Trollfest '07 was such a success that Jackson Jambalaya will once again host Trollfest '09. Catch this great event which will leave NE Jackson & Fondren in flames. Othor Cain and his band, The Black Power Structure headline the night while Sonjay Poontang returns for an encore performance. Former Frank Melton bodyguard Marcus Wright makes his premier appearance at Trollfest singing "I'm a Sweet Transvestite" from "The Rocky Horror Picture Show." Kamikaze will sing his new hit, “How I sold out to da Man.” Robbie Bell again performs: “Mamas, don't let your babies grow up to be Bells” and “Any friend of Ed Peters is a friend of mine”. After the show, Ms. Bell will autograph copies of her mug shot photos. In a salute to “Dancing with the Stars”, Ms. Bell and Hinds County District Attorney Robert Smith will dance the Wango Tango.

Wrestling returns, except this time it will be a Battle Royal with Othor Cain, Ben Allen, Kim Wade, Haley Fisackerly, Alan Lange, and “Big Cat” Donna Ladd all in the ring at the same time. The Battle Royal will be in a steel cage, no time limit, no referee, and the losers must leave town. Marshand Crisler will be the honorary referee (as it gives him a title without actually having to do anything).


Meet KIM Waaaaaade at the Entergy Tent. For five pesos, Kim will sell you a chance to win a deed to a crack house on Ridgeway Street stuffed in the Howard Industries pinata. Don't worry if the pinata is beaten to shreds, as Mr. Wade has Jose, Emmanuel, and Carlos, all illegal immigrants, available as replacements for the it. Upon leaving the Entergy tent, fig leaves will be available in case Entergy literally takes everything you have as part of its Trollfest ticket price adjustment charge.

Donna Ladd of The Jackson Free Press will give several classes on learning how to write. Smearing, writing without factchecking, and reporting only one side of a story will be covered. A donation to pay their taxes will be accepted and she will be signing copies of their former federal tax liens. Ms. Ladd will give a dramatic reading of her two award-winning essays (They received The Jackson Free Press "Best Of" awards.) "Why everything is always about me" and "Why I cover murders better than anyone else in Jackson".

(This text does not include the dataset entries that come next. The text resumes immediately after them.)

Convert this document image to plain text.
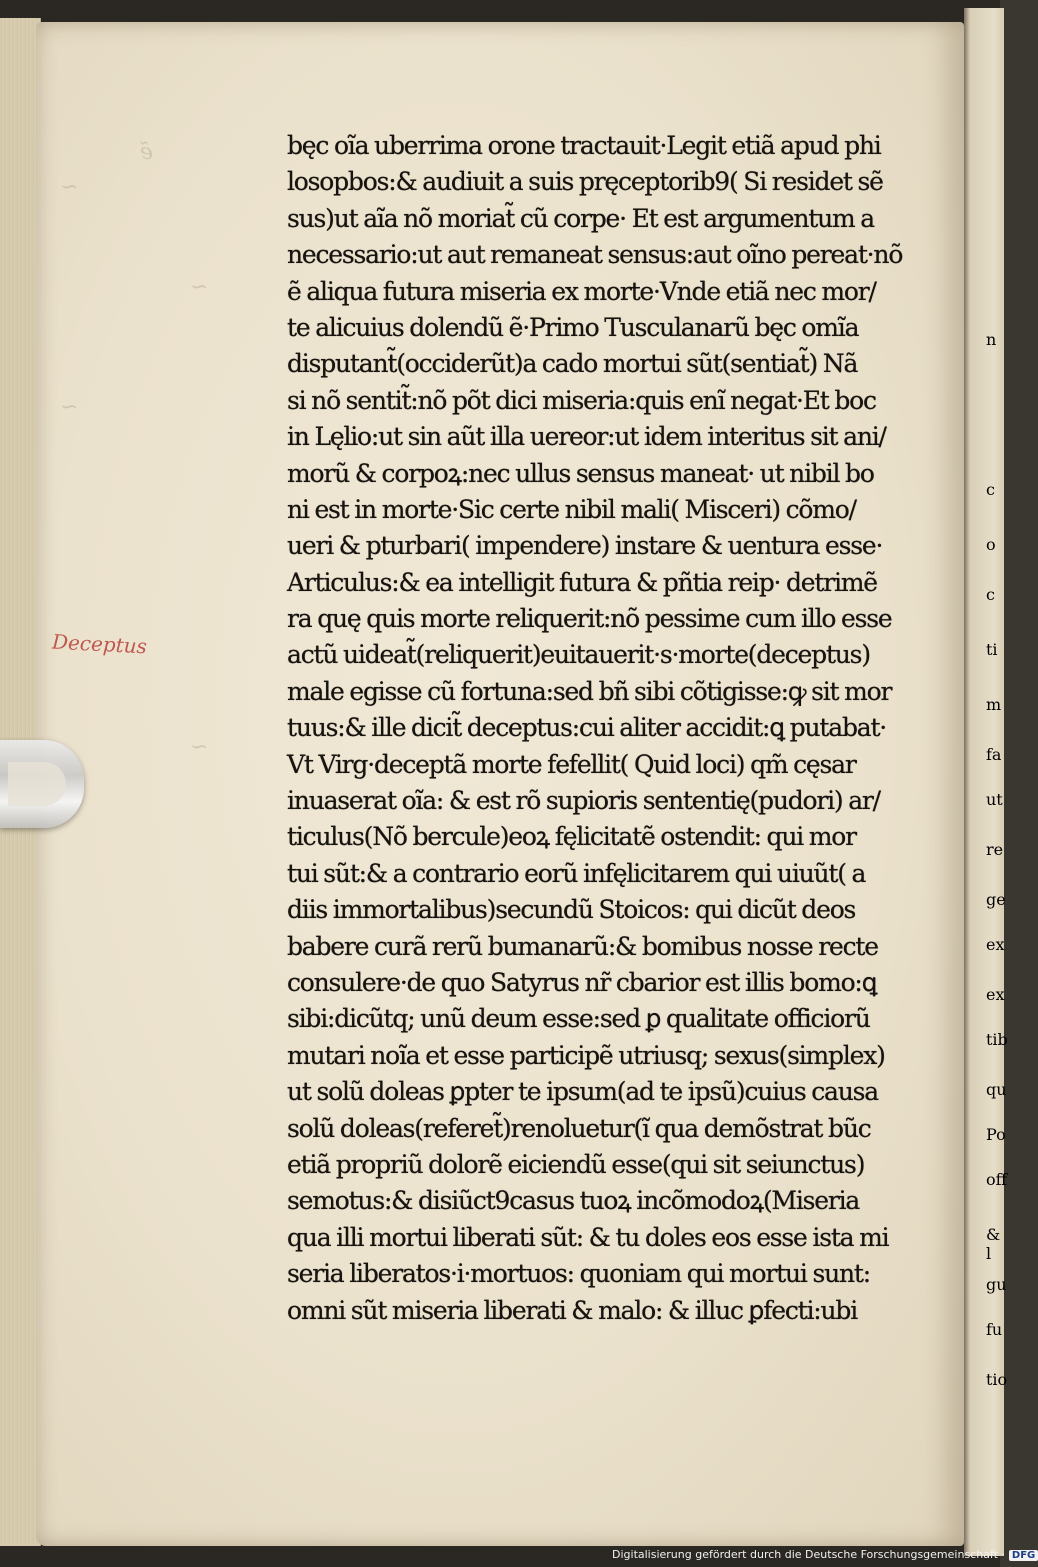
n
c
o
c
ti
m
fa
ut
re
ge
ex
ex
tib
qu
Po
off
& l
gu
fu
tio
ẽ
~
~
~
~
Deceptus
bęc oĩa uberrima orone tractauit·Legit etiã apud phi
losopbos:& audiuit a suis pręceptorib9( Si residet sẽ
sus)ut aĩa nõ moriat̃ cũ corpe· Et est argumentum a
necessario:ut aut remaneat sensus:aut oĩno pereat·nõ
ẽ aliqua futura miseria ex morte·Vnde etiã nec mor/
te alicuius dolendũ ẽ·Primo Tusculanarũ bęc omĩa
disputant̃(occiderũt)a cado mortui sũt(sentiat̃) Nã
si nõ sentit̃:nõ põt dici miseria:quis enĩ negat·Et boc
in Lęlio:ut sin aũt illa uereor:ut idem interitus sit ani/
morũ & corpoꝝ:nec ullus sensus maneat· ut nibil bo
ni est in morte·Sic certe nibil mali( Misceri) cõmo/
ueri & pturbari( impendere) instare & uentura esse·
Articulus:& ea intelligit futura & pñtia reip· detrimẽ
ra quę quis morte reliquerit:nõ pessime cum illo esse
actũ uideat̃(reliquerit)euitauerit·s·morte(deceptus)
male egisse cũ fortuna:sed bñ sibi cõtigisse:ꝙ sit mor
tuus:& ille dicit̃ deceptus:cui aliter accidit:ꝗ putabat·
Vt Virg·deceptã morte fefellit( Quid loci) qm̃ cęsar
inuaserat oĩa: & est rõ supioris sententię(pudori) ar/
ticulus(Nõ bercule)eoꝝ fęlicitatẽ ostendit: qui mor
tui sũt:& a contrario eorũ infęlicitarem qui uiuũt( a
diis immortalibus)secundũ Stoicos: qui dicũt deos
babere curã rerũ bumanarũ:& bomibus nosse recte
consulere·de quo Satyrus nr̃ cbarior est illis bomo:ꝗ
sibi:dicũtq; unũ deum esse:sed ꝑ qualitate officiorũ
mutari noĩa et esse participẽ utriusq; sexus(simplex)
ut solũ doleas ꝑpter te ipsum(ad te ipsũ)cuius causa
solũ doleas(referet̃)renoluetur(ĩ qua demõstrat bũc
etiã propriũ dolorẽ eiciendũ esse(qui sit seiunctus)
semotus:& disiũct9casus tuoꝝ incõmodoꝝ(Miseria
qua illi mortui liberati sũt: & tu doles eos esse ista mi
seria liberatos·i·mortuos: quoniam qui mortui sunt:
omni sũt miseria liberati & malo: & illuc ꝑfecti:ubi
Digitalisierung gefördert durch die Deutsche Forschungsgemeinschaft · DFG
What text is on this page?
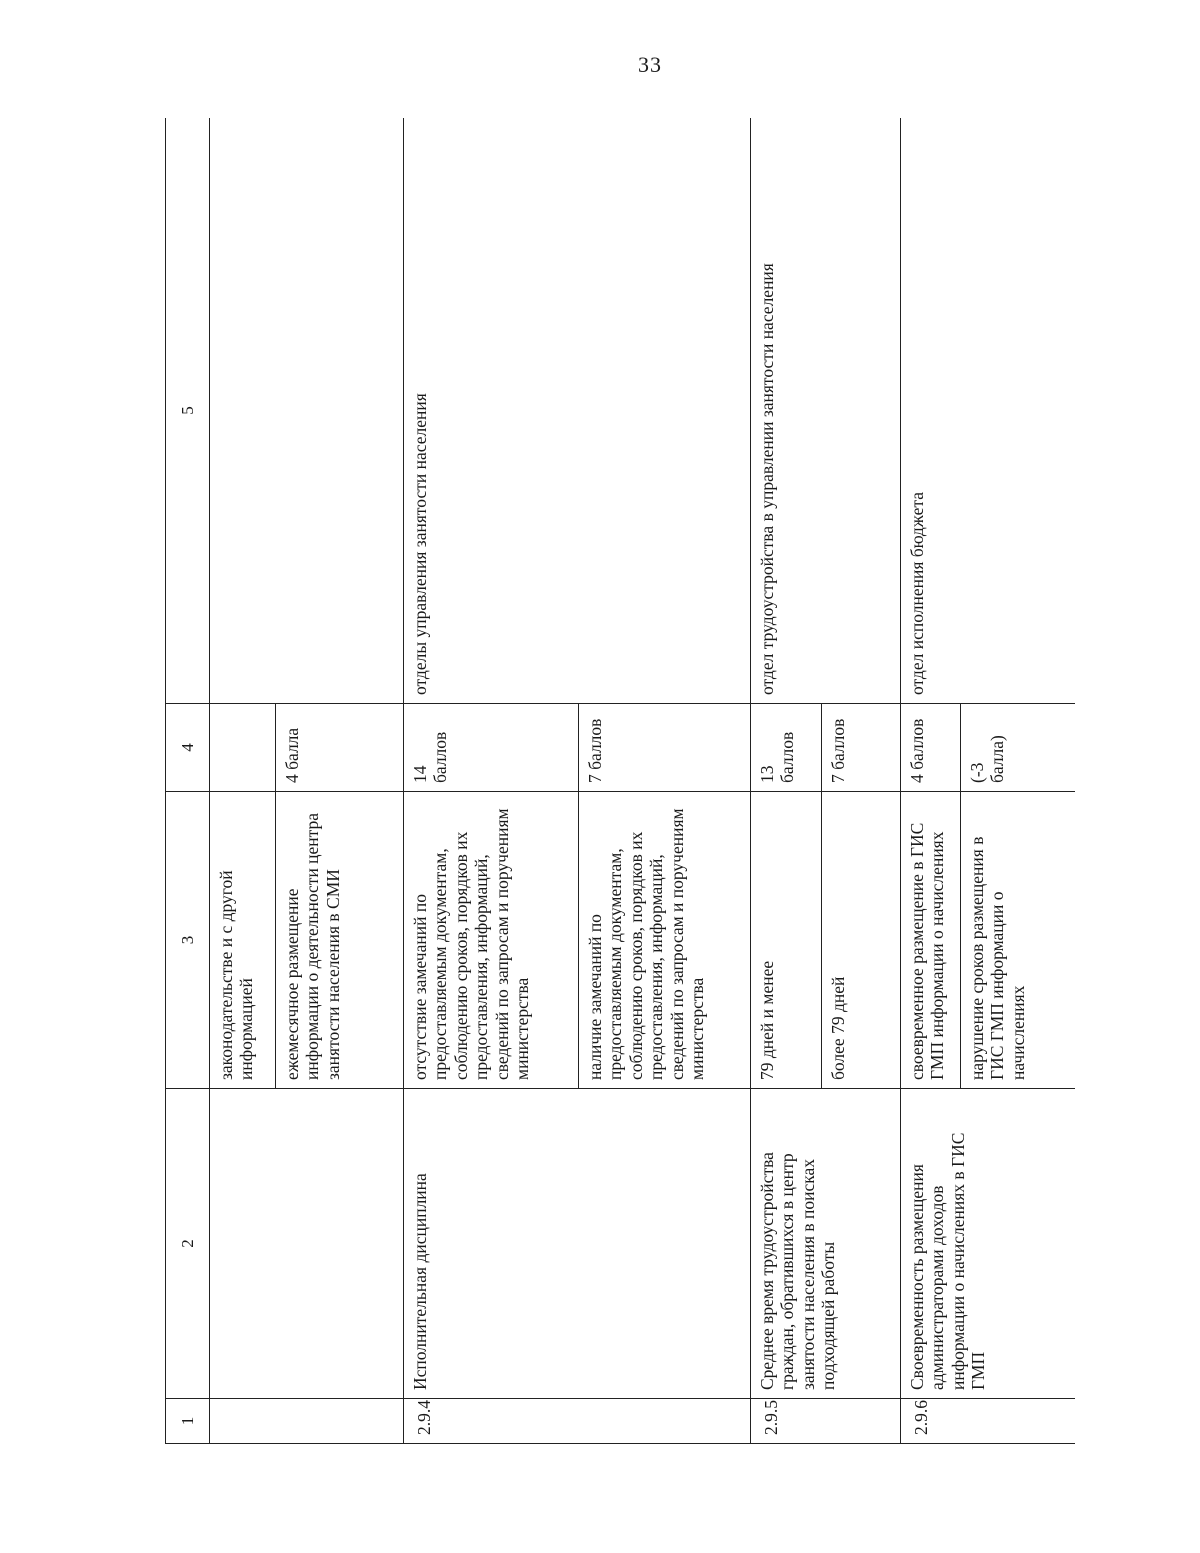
33
1	2	3	4	5
		законодательстве и с другой информацией		
		ежемесячное размещение информации о деятельности центра занятости населения в СМИ	4 балла	
2.9.4	Исполнительная дисциплина	отсутствие замечаний по предоставляемым документам, соблюдению сроков, порядков их предоставления, информаций, сведений по запросам и поручениям министерства	14 баллов	отделы управления занятости населения
		наличие замечаний по предоставляемым документам, соблюдению сроков, порядков их предоставления, информаций, сведений по запросам и поручениям министерства	7 баллов	
2.9.5	Среднее время трудоустройства граждан, обратившихся в центр занятости населения в поисках подходящей работы	79 дней и менее	13 баллов	отдел трудоустройства в управлении занятости населения
		более 79 дней	7 баллов	
2.9.6	Своевременность размещения администраторами доходов информации о начислениях в ГИС ГМП	своевременное размещение в ГИС ГМП информации о начислениях	4 баллов	отдел исполнения бюджета
		нарушение сроков размещения в ГИС ГМП информации о начислениях	(-3 балла)	
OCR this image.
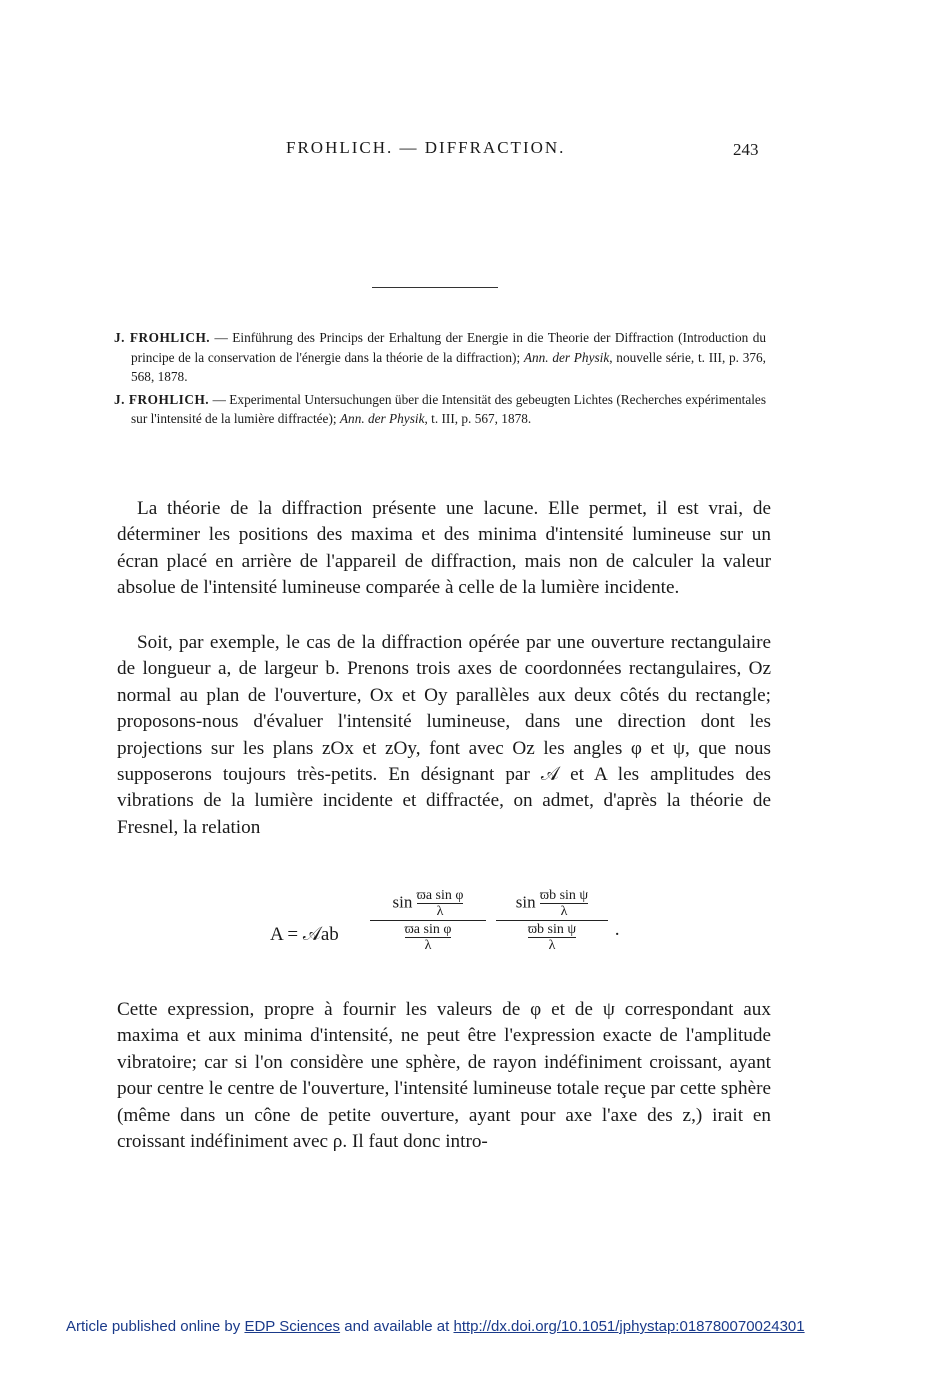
FROHLICH. — DIFFRACTION.	243

J. FROHLICH. — Einführung des Princips der Erhaltung der Energie in die Theorie der Diffraction (Introduction du principe de la conservation de l'énergie dans la théorie de la diffraction); Ann. der Physik, nouvelle série, t. III, p. 376, 568, 1878.

J. FROHLICH. — Experimental Untersuchungen über die Intensität des gebeugten Lichtes (Recherches expérimentales sur l'intensité de la lumière diffractée); Ann. der Physik, t. III, p. 567, 1878.

La théorie de la diffraction présente une lacune. Elle permet, il est vrai, de déterminer les positions des maxima et des minima d'intensité lumineuse sur un écran placé en arrière de l'appareil de diffraction, mais non de calculer la valeur absolue de l'intensité lumineuse comparée à celle de la lumière incidente.
Soit, par exemple, le cas de la diffraction opérée par une ouverture rectangulaire de longueur a, de largeur b. Prenons trois axes de coordonnées rectangulaires, Oz normal au plan de l'ouverture, Ox et Oy parallèles aux deux côtés du rectangle; proposons-nous d'évaluer l'intensité lumineuse, dans une direction dont les projections sur les plans zOx et zOy, font avec Oz les angles φ et ψ, que nous supposerons toujours très-petits. En désignant par 𝒜 et A les amplitudes des vibrations de la lumière incidente et diffractée, on admet, d'après la théorie de Fresnel, la relation
A = 𝒜ab $\frac{\sin \frac{\text{ϖa sin φ}}{\lambda}}{\frac{\text{ϖa sin φ}}{\lambda}} \frac{\sin \frac{\text{ϖb sin ψ}}{\lambda}}{\frac{\text{ϖb sin ψ}}{\lambda}}$ ·
Cette expression, propre à fournir les valeurs de φ et de ψ correspondant aux maxima et aux minima d'intensité, ne peut être l'expression exacte de l'amplitude vibratoire; car si l'on considère une sphère, de rayon indéfiniment croissant, ayant pour centre le centre de l'ouverture, l'intensité lumineuse totale reçue par cette sphère (même dans un cône de petite ouverture, ayant pour axe l'axe des z,) irait en croissant indéfiniment avec ρ. Il faut donc intro-
Article published online by EDP Sciences and available at http://dx.doi.org/10.1051/jphystap:018780070024301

In the spirit of helping those who are less fortunate, Trollfest '09 adopts a cause for which a portion of the proceeds and donations will be donated: Keeping Frank Melton in his home. The “Keep Frank Melton From Being Homeless” booth will sell chances for five dollars to pin the tail on the jackass. John Reeves has graciously volunteered to be the jackass for this honorable excursion into saving Frank's ass. What's an ass between two friends after all? If Mr. Reeves is unable to um, perform, Speaker Billy McCoy has also volunteered as when the word “jackass” was mentioned he immediately ran as fast as he could to sign up.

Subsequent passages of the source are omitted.